LONDON, (Reuters) – Six-times Olympic champion Chris Hoy, who spearheaded a golden period of British track cycling dominance, announced his retirement yesterday content that he had nothing left to prove after a long and stellar career.
Britain’s most successful Olympian, who won two golds at the 2012 London Games to add to three from Beijing four years earlier and his first in Athens in 2004, said the time was right to quit the saddle having exhausted “every last ounce of effort and energy”.
“I am officially announcing my retirement. It was not a decision I took easily or lightly, but I know it’s the right decision,” Hoy told a news conference in Edinburgh.

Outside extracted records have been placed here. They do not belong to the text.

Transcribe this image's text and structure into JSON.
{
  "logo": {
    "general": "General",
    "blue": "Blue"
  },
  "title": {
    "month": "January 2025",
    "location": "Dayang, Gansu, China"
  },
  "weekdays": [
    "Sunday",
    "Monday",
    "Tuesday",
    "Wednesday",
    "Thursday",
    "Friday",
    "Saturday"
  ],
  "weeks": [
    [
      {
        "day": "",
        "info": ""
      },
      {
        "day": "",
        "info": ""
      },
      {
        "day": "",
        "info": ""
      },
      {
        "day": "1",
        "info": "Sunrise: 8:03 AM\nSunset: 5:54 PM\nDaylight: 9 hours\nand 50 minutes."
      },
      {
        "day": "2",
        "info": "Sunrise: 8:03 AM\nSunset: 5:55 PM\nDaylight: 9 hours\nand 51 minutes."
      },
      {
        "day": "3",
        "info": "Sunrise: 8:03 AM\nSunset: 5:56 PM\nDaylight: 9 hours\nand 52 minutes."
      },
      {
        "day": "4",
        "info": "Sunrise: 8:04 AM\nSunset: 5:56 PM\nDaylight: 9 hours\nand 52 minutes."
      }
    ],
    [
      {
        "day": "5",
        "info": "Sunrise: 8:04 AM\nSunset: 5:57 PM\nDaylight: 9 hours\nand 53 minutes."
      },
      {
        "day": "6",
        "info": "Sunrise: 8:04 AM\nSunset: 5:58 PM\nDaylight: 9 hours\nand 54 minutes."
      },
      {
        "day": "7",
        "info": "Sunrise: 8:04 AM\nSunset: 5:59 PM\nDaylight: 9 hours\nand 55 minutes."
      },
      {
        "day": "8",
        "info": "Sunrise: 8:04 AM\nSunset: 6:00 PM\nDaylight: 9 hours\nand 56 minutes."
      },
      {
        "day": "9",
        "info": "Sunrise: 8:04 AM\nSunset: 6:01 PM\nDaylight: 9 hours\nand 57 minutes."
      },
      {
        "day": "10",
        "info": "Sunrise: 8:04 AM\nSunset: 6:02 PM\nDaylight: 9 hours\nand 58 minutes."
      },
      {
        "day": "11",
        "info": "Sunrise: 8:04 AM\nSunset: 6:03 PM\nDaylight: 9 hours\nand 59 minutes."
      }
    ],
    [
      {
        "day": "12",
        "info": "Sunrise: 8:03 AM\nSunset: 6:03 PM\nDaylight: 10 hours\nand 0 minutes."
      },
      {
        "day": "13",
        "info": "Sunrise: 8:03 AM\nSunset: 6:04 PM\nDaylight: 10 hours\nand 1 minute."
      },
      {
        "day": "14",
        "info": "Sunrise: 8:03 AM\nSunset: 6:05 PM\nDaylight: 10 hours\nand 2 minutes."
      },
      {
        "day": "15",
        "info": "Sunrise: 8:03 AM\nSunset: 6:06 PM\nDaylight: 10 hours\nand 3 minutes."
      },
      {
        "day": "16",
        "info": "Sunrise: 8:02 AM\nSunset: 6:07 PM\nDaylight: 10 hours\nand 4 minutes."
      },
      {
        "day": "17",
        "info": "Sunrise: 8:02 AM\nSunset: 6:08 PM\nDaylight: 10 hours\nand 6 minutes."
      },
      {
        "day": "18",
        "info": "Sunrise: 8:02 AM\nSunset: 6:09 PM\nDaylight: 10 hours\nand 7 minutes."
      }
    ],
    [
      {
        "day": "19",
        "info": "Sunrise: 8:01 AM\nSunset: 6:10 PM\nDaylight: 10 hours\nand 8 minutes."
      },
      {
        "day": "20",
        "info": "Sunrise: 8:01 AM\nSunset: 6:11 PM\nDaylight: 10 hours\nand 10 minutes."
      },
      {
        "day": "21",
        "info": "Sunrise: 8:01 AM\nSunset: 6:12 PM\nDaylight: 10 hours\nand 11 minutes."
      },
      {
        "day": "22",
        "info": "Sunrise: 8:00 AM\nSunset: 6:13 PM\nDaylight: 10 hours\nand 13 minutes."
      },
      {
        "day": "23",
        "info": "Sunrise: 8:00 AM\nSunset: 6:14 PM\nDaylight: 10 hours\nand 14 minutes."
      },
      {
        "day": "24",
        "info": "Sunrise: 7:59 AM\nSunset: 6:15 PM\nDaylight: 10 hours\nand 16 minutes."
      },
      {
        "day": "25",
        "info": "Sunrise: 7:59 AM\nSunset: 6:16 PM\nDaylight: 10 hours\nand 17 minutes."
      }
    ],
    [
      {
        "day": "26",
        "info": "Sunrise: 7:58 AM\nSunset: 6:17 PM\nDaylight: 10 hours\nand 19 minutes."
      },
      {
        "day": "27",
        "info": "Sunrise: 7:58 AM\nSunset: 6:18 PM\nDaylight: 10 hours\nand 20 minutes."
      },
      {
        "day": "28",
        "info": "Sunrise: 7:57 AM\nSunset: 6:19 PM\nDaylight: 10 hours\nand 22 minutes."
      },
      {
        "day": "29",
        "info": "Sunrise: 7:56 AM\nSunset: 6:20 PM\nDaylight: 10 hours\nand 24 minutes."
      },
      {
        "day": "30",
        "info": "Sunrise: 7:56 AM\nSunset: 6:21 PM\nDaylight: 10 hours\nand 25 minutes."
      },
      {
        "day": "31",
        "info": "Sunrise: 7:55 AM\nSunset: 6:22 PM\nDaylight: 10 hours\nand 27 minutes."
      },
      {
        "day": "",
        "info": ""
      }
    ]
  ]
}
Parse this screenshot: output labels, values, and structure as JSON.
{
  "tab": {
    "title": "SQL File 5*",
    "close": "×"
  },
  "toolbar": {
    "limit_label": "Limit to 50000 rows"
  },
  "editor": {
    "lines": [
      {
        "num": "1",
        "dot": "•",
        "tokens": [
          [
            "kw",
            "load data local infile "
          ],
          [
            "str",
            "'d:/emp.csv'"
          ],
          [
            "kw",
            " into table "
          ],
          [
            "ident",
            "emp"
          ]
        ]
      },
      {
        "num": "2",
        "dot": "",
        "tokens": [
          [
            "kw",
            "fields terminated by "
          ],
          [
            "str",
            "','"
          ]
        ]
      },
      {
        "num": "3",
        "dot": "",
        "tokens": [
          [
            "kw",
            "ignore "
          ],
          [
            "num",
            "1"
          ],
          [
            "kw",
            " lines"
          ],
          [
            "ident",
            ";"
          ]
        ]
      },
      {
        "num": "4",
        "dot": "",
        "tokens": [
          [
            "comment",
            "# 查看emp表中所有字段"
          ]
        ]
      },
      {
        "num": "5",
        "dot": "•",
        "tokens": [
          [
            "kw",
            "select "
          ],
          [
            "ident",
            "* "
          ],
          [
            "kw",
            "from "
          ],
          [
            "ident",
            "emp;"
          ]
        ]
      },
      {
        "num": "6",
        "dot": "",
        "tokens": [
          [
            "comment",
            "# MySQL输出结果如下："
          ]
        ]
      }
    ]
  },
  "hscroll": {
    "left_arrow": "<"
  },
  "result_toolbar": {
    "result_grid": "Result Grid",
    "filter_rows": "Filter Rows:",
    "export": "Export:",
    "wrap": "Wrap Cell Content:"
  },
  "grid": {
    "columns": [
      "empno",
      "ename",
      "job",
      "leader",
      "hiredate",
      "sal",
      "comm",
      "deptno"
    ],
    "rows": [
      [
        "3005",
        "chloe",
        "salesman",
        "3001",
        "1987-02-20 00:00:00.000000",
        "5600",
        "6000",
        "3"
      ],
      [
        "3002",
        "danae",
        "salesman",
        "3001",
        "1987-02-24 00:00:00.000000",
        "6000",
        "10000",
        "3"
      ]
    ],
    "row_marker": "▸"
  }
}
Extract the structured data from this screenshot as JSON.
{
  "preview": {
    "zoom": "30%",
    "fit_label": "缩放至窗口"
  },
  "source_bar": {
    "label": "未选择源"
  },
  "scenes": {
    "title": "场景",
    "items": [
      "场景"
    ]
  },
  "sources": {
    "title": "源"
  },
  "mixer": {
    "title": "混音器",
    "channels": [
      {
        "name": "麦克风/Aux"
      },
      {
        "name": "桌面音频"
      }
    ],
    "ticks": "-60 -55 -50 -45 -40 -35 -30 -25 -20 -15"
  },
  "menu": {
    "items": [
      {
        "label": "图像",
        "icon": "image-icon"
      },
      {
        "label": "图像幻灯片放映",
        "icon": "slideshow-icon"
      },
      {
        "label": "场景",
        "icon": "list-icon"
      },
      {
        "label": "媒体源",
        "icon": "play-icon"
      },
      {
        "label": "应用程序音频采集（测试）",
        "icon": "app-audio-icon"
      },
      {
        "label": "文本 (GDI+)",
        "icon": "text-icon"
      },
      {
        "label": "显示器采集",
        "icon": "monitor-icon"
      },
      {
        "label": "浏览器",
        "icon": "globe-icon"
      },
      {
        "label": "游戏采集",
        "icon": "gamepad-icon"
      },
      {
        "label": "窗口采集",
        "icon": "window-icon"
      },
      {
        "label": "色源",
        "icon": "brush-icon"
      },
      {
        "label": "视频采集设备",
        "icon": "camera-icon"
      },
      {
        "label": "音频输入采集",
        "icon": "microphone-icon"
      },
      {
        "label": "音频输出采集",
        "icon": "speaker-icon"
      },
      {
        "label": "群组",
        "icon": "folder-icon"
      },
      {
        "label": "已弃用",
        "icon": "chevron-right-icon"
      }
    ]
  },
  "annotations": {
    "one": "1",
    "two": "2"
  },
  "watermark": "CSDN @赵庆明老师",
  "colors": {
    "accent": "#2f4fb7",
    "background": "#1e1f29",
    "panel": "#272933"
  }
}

The 37-year-old had been deliberating for months whether to compete in the 2014 Commonwealth Games in Glasgow in his native Scotland, and in the velodrome named after him, but said it would be one championship too far.
“Nothing would give me more pleasure than going to Glasgow, but I don’t want to be there for the numbers.
“I feel I have got every last ounce of effort and energy out of myself. I made it to London and I was successful but maybe people don’t realise just how much that took out of me.
“Trying to go on for another year would have been too much and I didn’t want to just turn up and wave to the crowd and get the tracksuit.”
Hoy won his first Olympic gold in the 1km time trial at the Athens Games and followed up by winning the team sprint, keirin and sprint in Beijing, the first Briton since 1908 to win three gold at one Games.
Last year in London he secured two more golds in the team sprint, helping clock a world record time, and keirin to overtake rower Steve Redgrave as the Briton with the most gold medals.
Fellow British cyclist Bradley Wiggins has also won seven Olympic medals with Hoy ahead of the Tour de France winner on ‘gold difference’.
International Olympic Committee president Jacques Rogge said Hoy’s tears of joy after clinching his sixth Games gold was the defining moment of London 2012.
Hoy, who also won a silver medal in the team sprint at the Sydney Olympics in 2000 and 11 world titles, has been at the forefront of British cycling success in recent years.
Britain won seven of the 10 track cycling gold medals up for grabs in London, equalling their 2008 tally.
“I have been in the sport for 19 years and witnessed how the sport has changed out of all recognition. It has gone from a minority sport to a major sport and to have been part of the journey is a massive honour,” he said.
“I don’t want it to be a sad moment, I want to celebrate it and to be happy because I know it is the right decision.
“There is always a temptation to go on perhaps too long, it’s not that I’m frightened of losing it’s just I feel I can’t ask for anymore.”
Britain’s multiple Tour de France stage winner Mark Cavendish led the tributes to Hoy, saying: “I could not have hoped for a better face to represent my sport through these growing years.”
British Cycling team performance director Dave Brailsford added: “Chris’s application, athleticism and dedication are second to none and I’ve said it many times but he is a true Olympic champion who embodies all of the Olympic values.”